The skin island may be elevated anywhere along the oblique course of the sural nerve and artery within the distal two thirds of the lower leg and it is designed to fit the defect. As a rule of thumb, the size of the skin island should not exceed the muscle bellies of the gastrocnemius muscle laterally, respectively medially, and it should be centered onto the pedicle ( Fig 10.5-2d ). Landmarks are the popliteal fossa, the crease between both heads of the gastrocnemius muscle and the posterior aspect of the lateral malleolus. Sometimes the lesser saphenous vein is visible.
Surgical technique
General procedure
With the patient in prone or lateral position, the island is outlined and the skin incised along the course of the pedicle in a straight, curved, or zigzag pattern. The distal pedicle is dissected—leaving ample subcutaneous tissue around the sural nerve, the adjacent superficial sural artery, and the lesser saphenous vein—resulting in a 2–4 cm wide adipofascial pedicle ( Fig 10.5-2e ). Next, the skin island is incised including the muscle fascia followed by ligation and transection of the pedicle proximally at the proximal end of the skin island ( Fig 10.5-2f ). Finally, the flap is elevated from proximal to distal as far as the defined musculocutaneous perforator, ie, the pivot point of the flap, and gently rotated into the defect. A donor-site defect of up to 4–6 cm in width may usually be closed primarily, otherwise a split-thickness skin graft is necessary for coverage ( Fig 10.5-2g ) (chapter 10.2). Following modifications of the flap are useful:
Distally based sural flap with fasciocutaneous pedicle Some authors advocate elevating the pedicle of a wide flap together with the overlying skin or use a tear-drop shaped skin island in order to prevent tension when transferring the flap into its recipient site [43].
Adipofascial sural flap
If a very thin and pliable flap is needed, the flap may be elevated without overlying skin. The donor site may easily be closed by primary closure of the skin. However, the flap needs split-thickness skin-graft coverage that may not take completely [44].
Outcome
While the functional outcome is often good, the reported morbidity may be considerable with rates of partial flap failure of up to 27%, which mostly depends on the patency of the fibular artery. In case of peripheral artery occlusive disease, the sural artery network may be unreliable, possibly contributing to ischemic complications [43]. Fasciocutaneous flaps are more reliable than adipofascial flaps. Cosmetic outcome depends on the need of a skin graft at the donor site. Accordingly, the use of large fasciocutaneous flaps should be thoroughly discussed, especially in case of female patients.
Pearls and pitfalls
It is a straightforward one-stage operation without microsurgery and few technical pitfalls.

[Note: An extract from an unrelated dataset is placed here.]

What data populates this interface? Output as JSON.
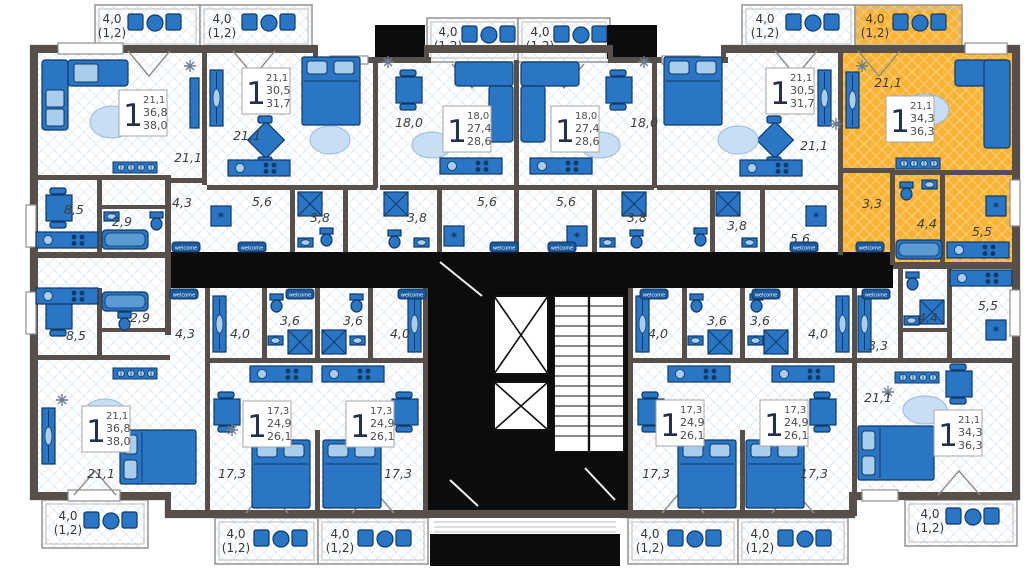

No major limb vessel is sacrificed.
Identification of the most distal musculocutaneous perforators (ie, pivot point) and the course of the pedicle is necessary using a handheld Doppler device.
It has a large arc of rotation.
A tear-drop shape of the skin island can reduce tension over the pedicle.
Primary closure of the donor site is required if the skin island is < 4–6 cm.
It is less reliable than muscle flaps of the leg.
Lateral supramalleolar flap
Anatomy and blood supply
The lateral supramalleolar flap is one of the types of flaps with blood flow, which depend on a dense arterial network that originates from the fibular and the anterior tibial artery. If the fibular artery is divided, the flap (ie, an extended Masquelet flaps) is supplied by a reversed blood flow.
The main vessel that perforates the interosseous membrane is located within the tibiofibular angle—lying ~ 5 cm proximal to the lateral malleolus and palpable as a depression—and anastomoses with the lateral tarsal artery distally. Proximally, this vascular network is interconnected with the vessels accompanying the superficial fibular nerve. Drainage is provided by a dense superficial venous network that accompanies the arteries.